# Winter Wahoo off the Panhandle ???



## REEL STAMAS (Jan 27, 2008)

I know the 'Winter Wahoo' run is a big deal from the Bahamas to the coast of N.Carolina, but I never hear of anyone getting excited about chasing them off the FL. Panhandle this time of year. I know they catch a lot of Wahoo trolling around the rigs all winter, but does anyone have any consistent results out along the edge ~30-50mi. offshore in ~175'- 350' ??? Thanks in advance for any knowledgeable or experienced responses...


----------



## whome (Oct 2, 2007)

I have caught wahoo as late as the last week of November at the edge and as early as the last week in march..Nothing in between...


----------



## Chris V (Oct 18, 2007)

The latest I've caught a wahoo in our region was the 5th of December at the 252's. I'm sure some linger throughout the winter but I don't think its worth putting in a full day of trolling to get one. If I/you were out bottom fishing or deep dropping to the southwest I would definitely pull some baits in between spots.

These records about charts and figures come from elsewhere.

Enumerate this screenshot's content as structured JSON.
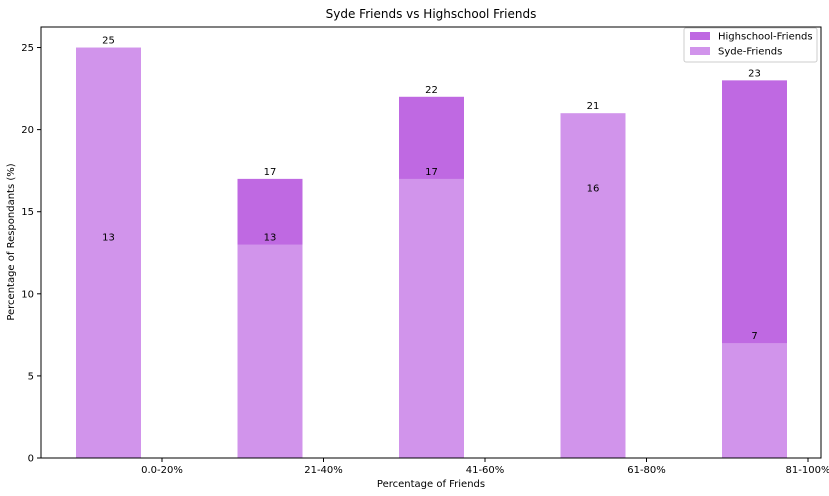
{
  "chart_data": {
    "type": "bar",
    "title": "Syde Friends vs Highschool Friends",
    "xlabel": "Percentage of Friends",
    "ylabel": "Percentage of Respondants (%)",
    "categories": [
      "0.0-20%",
      "21-40%",
      "41-60%",
      "61-80%",
      "81-100%"
    ],
    "ylim": [
      0,
      26.25
    ],
    "yticks": [
      0,
      5,
      10,
      15,
      20,
      25
    ],
    "grid": false,
    "legend_position": "top-right",
    "series": [
      {
        "name": "Highschool-Friends",
        "values": [
          13,
          17,
          22,
          16,
          23
        ],
        "color": "#bf69e2"
      },
      {
        "name": "Syde-Friends",
        "values": [
          25,
          13,
          17,
          21,
          7
        ],
        "color": "#d194eb"
      }
    ],
    "tick_labels": [
      "0",
      "5",
      "10",
      "15",
      "20",
      "25"
    ],
    "data_labels": {
      "highschool": [
        "13",
        "17",
        "22",
        "16",
        "23"
      ],
      "syde": [
        "25",
        "13",
        "17",
        "21",
        "7"
      ]
    }
  }
}
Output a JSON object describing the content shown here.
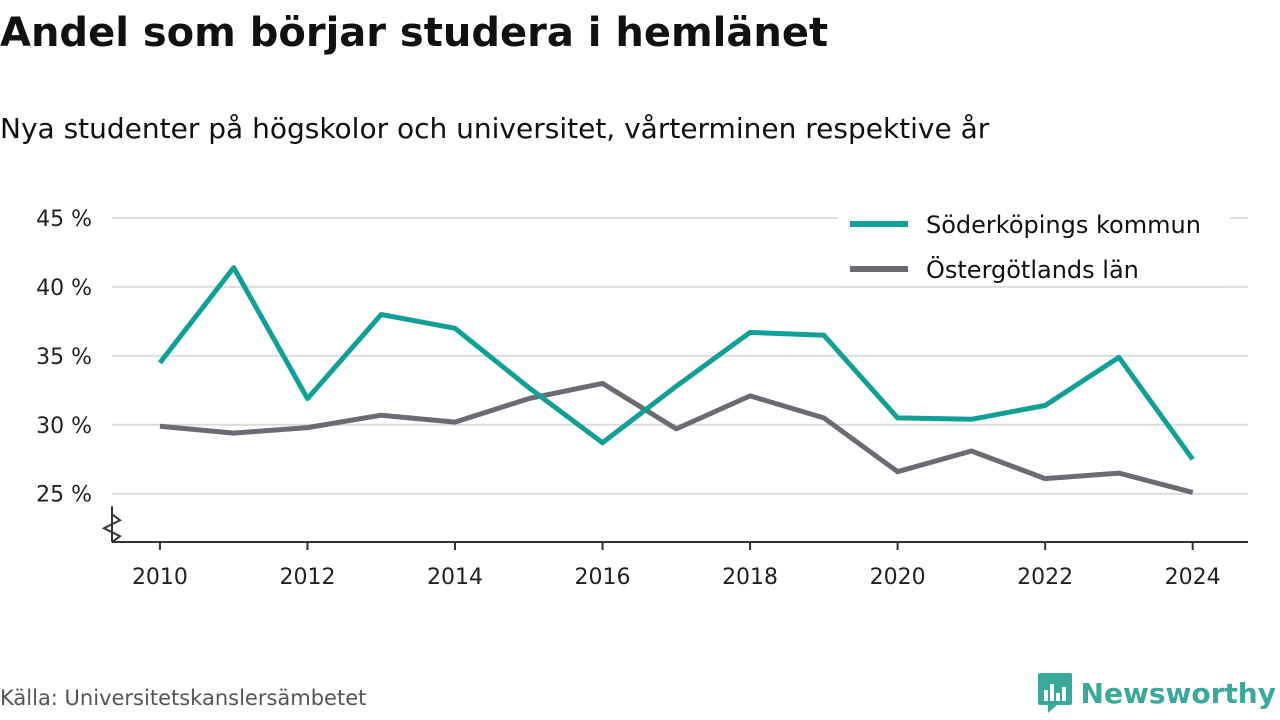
{
  "title": "Andel som börjar studera i hemlänet",
  "subtitle": "Nya studenter på högskolor och universitet, vårterminen respektive år",
  "source": "Källa: Universitetskanslersämbetet",
  "brand": {
    "name": "Newsworthy",
    "color": "#3aa89a",
    "icon": "newsworthy-logo-icon"
  },
  "chart_data": {
    "type": "line",
    "x": [
      2010,
      2011,
      2012,
      2013,
      2014,
      2015,
      2016,
      2017,
      2018,
      2019,
      2020,
      2021,
      2022,
      2023,
      2024
    ],
    "series": [
      {
        "name": "Söderköpings kommun",
        "color": "#12a096",
        "values": [
          34.5,
          41.4,
          31.9,
          38.0,
          37.0,
          32.7,
          28.7,
          32.8,
          36.7,
          36.5,
          30.5,
          30.4,
          31.4,
          34.9,
          27.5
        ]
      },
      {
        "name": "Östergötlands län",
        "color": "#6b6b73",
        "values": [
          29.9,
          29.4,
          29.8,
          30.7,
          30.2,
          31.9,
          33.0,
          29.7,
          32.1,
          30.5,
          26.6,
          28.1,
          26.1,
          26.5,
          25.1
        ]
      }
    ],
    "y_ticks": [
      {
        "value": 25,
        "label": "25 %"
      },
      {
        "value": 30,
        "label": "30 %"
      },
      {
        "value": 35,
        "label": "35 %"
      },
      {
        "value": 40,
        "label": "40 %"
      },
      {
        "value": 45,
        "label": "45 %"
      }
    ],
    "x_ticks": [
      {
        "value": 2010,
        "label": "2010"
      },
      {
        "value": 2012,
        "label": "2012"
      },
      {
        "value": 2014,
        "label": "2014"
      },
      {
        "value": 2016,
        "label": "2016"
      },
      {
        "value": 2018,
        "label": "2018"
      },
      {
        "value": 2020,
        "label": "2020"
      },
      {
        "value": 2022,
        "label": "2022"
      },
      {
        "value": 2024,
        "label": "2024"
      }
    ],
    "ylim": [
      21.5,
      45
    ],
    "xlim": [
      2009.35,
      2024.75
    ],
    "y_axis_break": true,
    "grid": true,
    "legend_position": "top-right",
    "gridline_color": "#dcdcdc",
    "axis_color": "#333333"
  }
}
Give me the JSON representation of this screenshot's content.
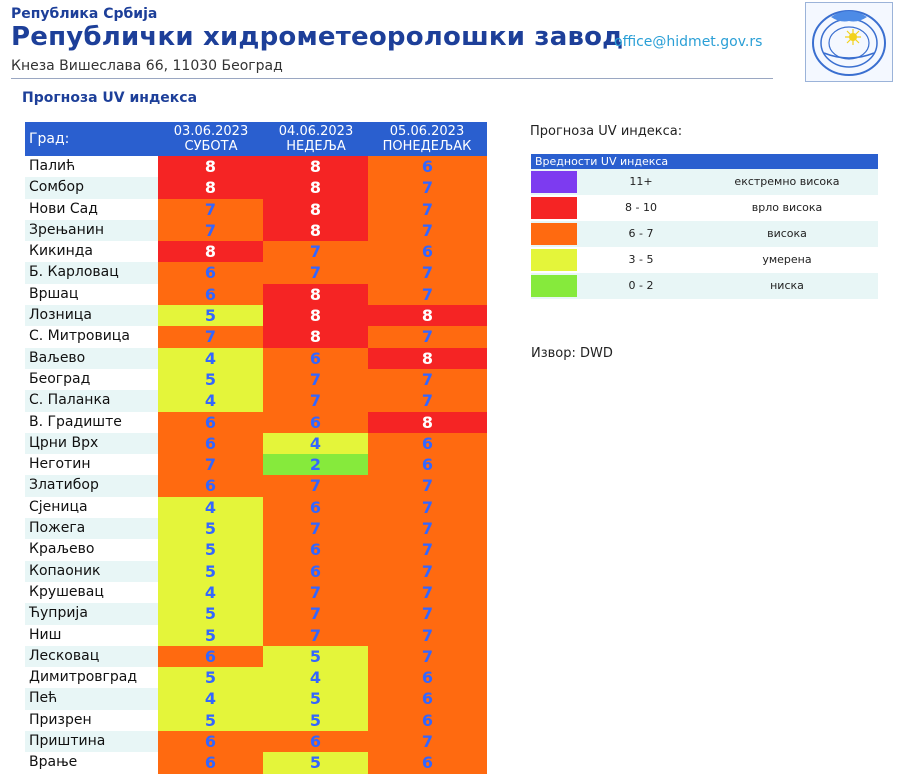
{
  "header": {
    "org_small": "Република Србија",
    "org_title": "Републички хидрометеоролошки завод",
    "address": "Кнеза Вишеслава 66, 11030 Београд",
    "email": "office@hidmet.gov.rs",
    "logo_icon": "rhmz-logo-icon",
    "logo_text": "РХМЗ СРБИЈЕ"
  },
  "page_title": "Прогноза UV индекса",
  "table": {
    "city_header": "Град:",
    "days": [
      {
        "date": "03.06.2023",
        "weekday": "СУБОТА"
      },
      {
        "date": "04.06.2023",
        "weekday": "НЕДЕЉА"
      },
      {
        "date": "05.06.2023",
        "weekday": "ПОНЕДЕЉАК"
      }
    ],
    "rows": [
      {
        "city": "Палић",
        "values": [
          "8",
          "8",
          "6"
        ],
        "levels": [
          "very",
          "very",
          "high"
        ]
      },
      {
        "city": "Сомбор",
        "values": [
          "8",
          "8",
          "7"
        ],
        "levels": [
          "very",
          "very",
          "high"
        ]
      },
      {
        "city": "Нови Сад",
        "values": [
          "7",
          "8",
          "7"
        ],
        "levels": [
          "high",
          "very",
          "high"
        ]
      },
      {
        "city": "Зрењанин",
        "values": [
          "7",
          "8",
          "7"
        ],
        "levels": [
          "high",
          "very",
          "high"
        ]
      },
      {
        "city": "Кикинда",
        "values": [
          "8",
          "7",
          "6"
        ],
        "levels": [
          "very",
          "high",
          "high"
        ]
      },
      {
        "city": "Б. Карловац",
        "values": [
          "6",
          "7",
          "7"
        ],
        "levels": [
          "high",
          "high",
          "high"
        ]
      },
      {
        "city": "Вршац",
        "values": [
          "6",
          "8",
          "7"
        ],
        "levels": [
          "high",
          "very",
          "high"
        ]
      },
      {
        "city": "Лозница",
        "values": [
          "5",
          "8",
          "8"
        ],
        "levels": [
          "mod",
          "very",
          "very"
        ]
      },
      {
        "city": "С. Митровица",
        "values": [
          "7",
          "8",
          "7"
        ],
        "levels": [
          "high",
          "very",
          "high"
        ]
      },
      {
        "city": "Ваљево",
        "values": [
          "4",
          "6",
          "8"
        ],
        "levels": [
          "mod",
          "high",
          "very"
        ]
      },
      {
        "city": "Београд",
        "values": [
          "5",
          "7",
          "7"
        ],
        "levels": [
          "mod",
          "high",
          "high"
        ]
      },
      {
        "city": "С. Паланка",
        "values": [
          "4",
          "7",
          "7"
        ],
        "levels": [
          "mod",
          "high",
          "high"
        ]
      },
      {
        "city": "В. Градиште",
        "values": [
          "6",
          "6",
          "8"
        ],
        "levels": [
          "high",
          "high",
          "very"
        ]
      },
      {
        "city": "Црни Врх",
        "values": [
          "6",
          "4",
          "6"
        ],
        "levels": [
          "high",
          "mod",
          "high"
        ]
      },
      {
        "city": "Неготин",
        "values": [
          "7",
          "2",
          "6"
        ],
        "levels": [
          "high",
          "low",
          "high"
        ]
      },
      {
        "city": "Златибор",
        "values": [
          "6",
          "7",
          "7"
        ],
        "levels": [
          "high",
          "high",
          "high"
        ]
      },
      {
        "city": "Сјеница",
        "values": [
          "4",
          "6",
          "7"
        ],
        "levels": [
          "mod",
          "high",
          "high"
        ]
      },
      {
        "city": "Пожега",
        "values": [
          "5",
          "7",
          "7"
        ],
        "levels": [
          "mod",
          "high",
          "high"
        ]
      },
      {
        "city": "Краљево",
        "values": [
          "5",
          "6",
          "7"
        ],
        "levels": [
          "mod",
          "high",
          "high"
        ]
      },
      {
        "city": "Копаоник",
        "values": [
          "5",
          "6",
          "7"
        ],
        "levels": [
          "mod",
          "high",
          "high"
        ]
      },
      {
        "city": "Крушевац",
        "values": [
          "4",
          "7",
          "7"
        ],
        "levels": [
          "mod",
          "high",
          "high"
        ]
      },
      {
        "city": "Ћуприја",
        "values": [
          "5",
          "7",
          "7"
        ],
        "levels": [
          "mod",
          "high",
          "high"
        ]
      },
      {
        "city": "Ниш",
        "values": [
          "5",
          "7",
          "7"
        ],
        "levels": [
          "mod",
          "high",
          "high"
        ]
      },
      {
        "city": "Лесковац",
        "values": [
          "6",
          "5",
          "7"
        ],
        "levels": [
          "high",
          "mod",
          "high"
        ]
      },
      {
        "city": "Димитровград",
        "values": [
          "5",
          "4",
          "6"
        ],
        "levels": [
          "mod",
          "mod",
          "high"
        ]
      },
      {
        "city": "Пећ",
        "values": [
          "4",
          "5",
          "6"
        ],
        "levels": [
          "mod",
          "mod",
          "high"
        ]
      },
      {
        "city": "Призрен",
        "values": [
          "5",
          "5",
          "6"
        ],
        "levels": [
          "mod",
          "mod",
          "high"
        ]
      },
      {
        "city": "Приштина",
        "values": [
          "6",
          "6",
          "7"
        ],
        "levels": [
          "high",
          "high",
          "high"
        ]
      },
      {
        "city": "Врање",
        "values": [
          "6",
          "5",
          "6"
        ],
        "levels": [
          "high",
          "mod",
          "high"
        ]
      }
    ]
  },
  "legend": {
    "title": "Прогноза UV индекса:",
    "header": "Вредности UV индекса",
    "items": [
      {
        "range": "11+",
        "label": "екстремно висока",
        "level": "ext",
        "color": "#7d3bf0"
      },
      {
        "range": "8 - 10",
        "label": "врло висока",
        "level": "very",
        "color": "#f52424"
      },
      {
        "range": "6 - 7",
        "label": "висока",
        "level": "high",
        "color": "#ff6a10"
      },
      {
        "range": "3 - 5",
        "label": "умерена",
        "level": "mod",
        "color": "#e4f53a"
      },
      {
        "range": "0 - 2",
        "label": "ниска",
        "level": "low",
        "color": "#86ea3c"
      }
    ]
  },
  "source": "Извор: DWD"
}
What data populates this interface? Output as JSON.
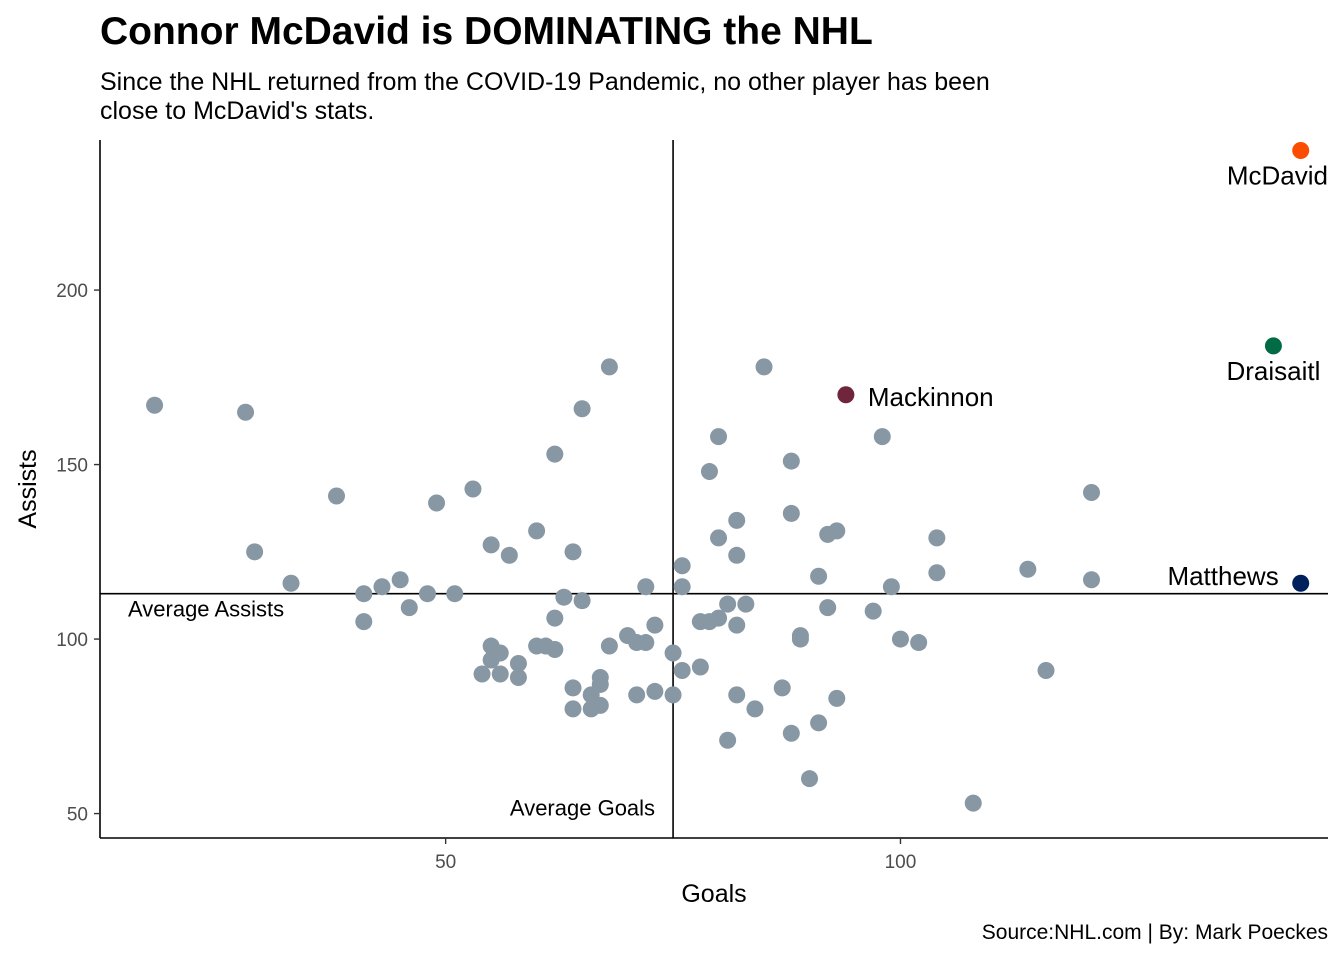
{
  "header": {
    "title": "Connor McDavid is DOMINATING the NHL",
    "subtitle": "Since the NHL returned from the COVID-19 Pandemic, no other player has been close to McDavid's stats."
  },
  "footer": {
    "caption": "Source:NHL.com | By: Mark Poeckes"
  },
  "chart_data": {
    "type": "scatter",
    "xlabel": "Goals",
    "ylabel": "Assists",
    "xlim": [
      12,
      147
    ],
    "ylim": [
      43,
      243
    ],
    "x_ticks": [
      50,
      100
    ],
    "y_ticks": [
      50,
      100,
      150,
      200
    ],
    "grid": false,
    "point_color": "#8797a3",
    "reference_lines": {
      "average_goals": 75,
      "average_goals_label": "Average Goals",
      "average_assists": 113,
      "average_assists_label": "Average Assists"
    },
    "highlighted": [
      {
        "label": "McDavid",
        "x": 144,
        "y": 240,
        "color": "#fc4c02"
      },
      {
        "label": "Draisaitl",
        "x": 141,
        "y": 184,
        "color": "#006b45"
      },
      {
        "label": "Mackinnon",
        "x": 94,
        "y": 170,
        "color": "#6f263d"
      },
      {
        "label": "Matthews",
        "x": 144,
        "y": 116,
        "color": "#00205b"
      }
    ],
    "points": [
      {
        "x": 18,
        "y": 167
      },
      {
        "x": 28,
        "y": 165
      },
      {
        "x": 29,
        "y": 125
      },
      {
        "x": 33,
        "y": 116
      },
      {
        "x": 38,
        "y": 141
      },
      {
        "x": 41,
        "y": 113
      },
      {
        "x": 41,
        "y": 105
      },
      {
        "x": 43,
        "y": 115
      },
      {
        "x": 45,
        "y": 117
      },
      {
        "x": 46,
        "y": 109
      },
      {
        "x": 48,
        "y": 113
      },
      {
        "x": 49,
        "y": 139
      },
      {
        "x": 51,
        "y": 113
      },
      {
        "x": 53,
        "y": 143
      },
      {
        "x": 54,
        "y": 90
      },
      {
        "x": 55,
        "y": 127
      },
      {
        "x": 55,
        "y": 98
      },
      {
        "x": 55,
        "y": 94
      },
      {
        "x": 56,
        "y": 96
      },
      {
        "x": 56,
        "y": 90
      },
      {
        "x": 57,
        "y": 124
      },
      {
        "x": 58,
        "y": 93
      },
      {
        "x": 58,
        "y": 89
      },
      {
        "x": 60,
        "y": 131
      },
      {
        "x": 60,
        "y": 98
      },
      {
        "x": 61,
        "y": 98
      },
      {
        "x": 62,
        "y": 97
      },
      {
        "x": 62,
        "y": 106
      },
      {
        "x": 62,
        "y": 153
      },
      {
        "x": 63,
        "y": 112
      },
      {
        "x": 64,
        "y": 125
      },
      {
        "x": 64,
        "y": 86
      },
      {
        "x": 64,
        "y": 80
      },
      {
        "x": 65,
        "y": 166
      },
      {
        "x": 65,
        "y": 111
      },
      {
        "x": 66,
        "y": 84
      },
      {
        "x": 66,
        "y": 80
      },
      {
        "x": 67,
        "y": 81
      },
      {
        "x": 67,
        "y": 87
      },
      {
        "x": 67,
        "y": 89
      },
      {
        "x": 68,
        "y": 178
      },
      {
        "x": 68,
        "y": 98
      },
      {
        "x": 70,
        "y": 101
      },
      {
        "x": 71,
        "y": 99
      },
      {
        "x": 71,
        "y": 84
      },
      {
        "x": 72,
        "y": 115
      },
      {
        "x": 72,
        "y": 99
      },
      {
        "x": 73,
        "y": 104
      },
      {
        "x": 73,
        "y": 85
      },
      {
        "x": 75,
        "y": 96
      },
      {
        "x": 75,
        "y": 84
      },
      {
        "x": 76,
        "y": 121
      },
      {
        "x": 76,
        "y": 115
      },
      {
        "x": 76,
        "y": 91
      },
      {
        "x": 78,
        "y": 105
      },
      {
        "x": 78,
        "y": 92
      },
      {
        "x": 79,
        "y": 148
      },
      {
        "x": 79,
        "y": 105
      },
      {
        "x": 80,
        "y": 158
      },
      {
        "x": 80,
        "y": 129
      },
      {
        "x": 80,
        "y": 106
      },
      {
        "x": 81,
        "y": 110
      },
      {
        "x": 81,
        "y": 71
      },
      {
        "x": 82,
        "y": 134
      },
      {
        "x": 82,
        "y": 124
      },
      {
        "x": 82,
        "y": 104
      },
      {
        "x": 82,
        "y": 84
      },
      {
        "x": 83,
        "y": 110
      },
      {
        "x": 84,
        "y": 80
      },
      {
        "x": 85,
        "y": 178
      },
      {
        "x": 87,
        "y": 86
      },
      {
        "x": 88,
        "y": 151
      },
      {
        "x": 88,
        "y": 136
      },
      {
        "x": 88,
        "y": 73
      },
      {
        "x": 89,
        "y": 101
      },
      {
        "x": 89,
        "y": 100
      },
      {
        "x": 90,
        "y": 60
      },
      {
        "x": 91,
        "y": 118
      },
      {
        "x": 91,
        "y": 76
      },
      {
        "x": 92,
        "y": 130
      },
      {
        "x": 92,
        "y": 109
      },
      {
        "x": 93,
        "y": 131
      },
      {
        "x": 93,
        "y": 83
      },
      {
        "x": 97,
        "y": 108
      },
      {
        "x": 98,
        "y": 158
      },
      {
        "x": 99,
        "y": 115
      },
      {
        "x": 100,
        "y": 100
      },
      {
        "x": 102,
        "y": 99
      },
      {
        "x": 104,
        "y": 129
      },
      {
        "x": 104,
        "y": 119
      },
      {
        "x": 108,
        "y": 53
      },
      {
        "x": 114,
        "y": 120
      },
      {
        "x": 116,
        "y": 91
      },
      {
        "x": 121,
        "y": 142
      },
      {
        "x": 121,
        "y": 117
      }
    ]
  }
}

The earliest I've caught one was the first week of April


----------



## sniper (Oct 3, 2007)

Maybe they are all in the Bahamas-N.C. for the winter and that is why it is a big deal on the East coast? I am just guessing.


----------



## markw4321 (Oct 4, 2007)

Believe that on the east coast from the carolina's on down that the gulf stream temp is consistent and just right in the winter for 'hoo fishing and that is probably the difference.


----------



## younghooker (Oct 7, 2007)

what markw4321 said... best wahoo in nothern gulf is April ( although we cobia fish ) thru Nov.. best water temp. is 70 thru 80...


----------



## REEL STAMAS (Jan 27, 2008)

Ok, Thanks for the responses... I assumed that was the case, but I just wanted to make sure I wasn't 'missing something'... I'll just wait for the Cobia like I do every winter & buy a bunch of fishing crap I don't need... I'm going to post a similar BlFT question that you guys may can help with...


----------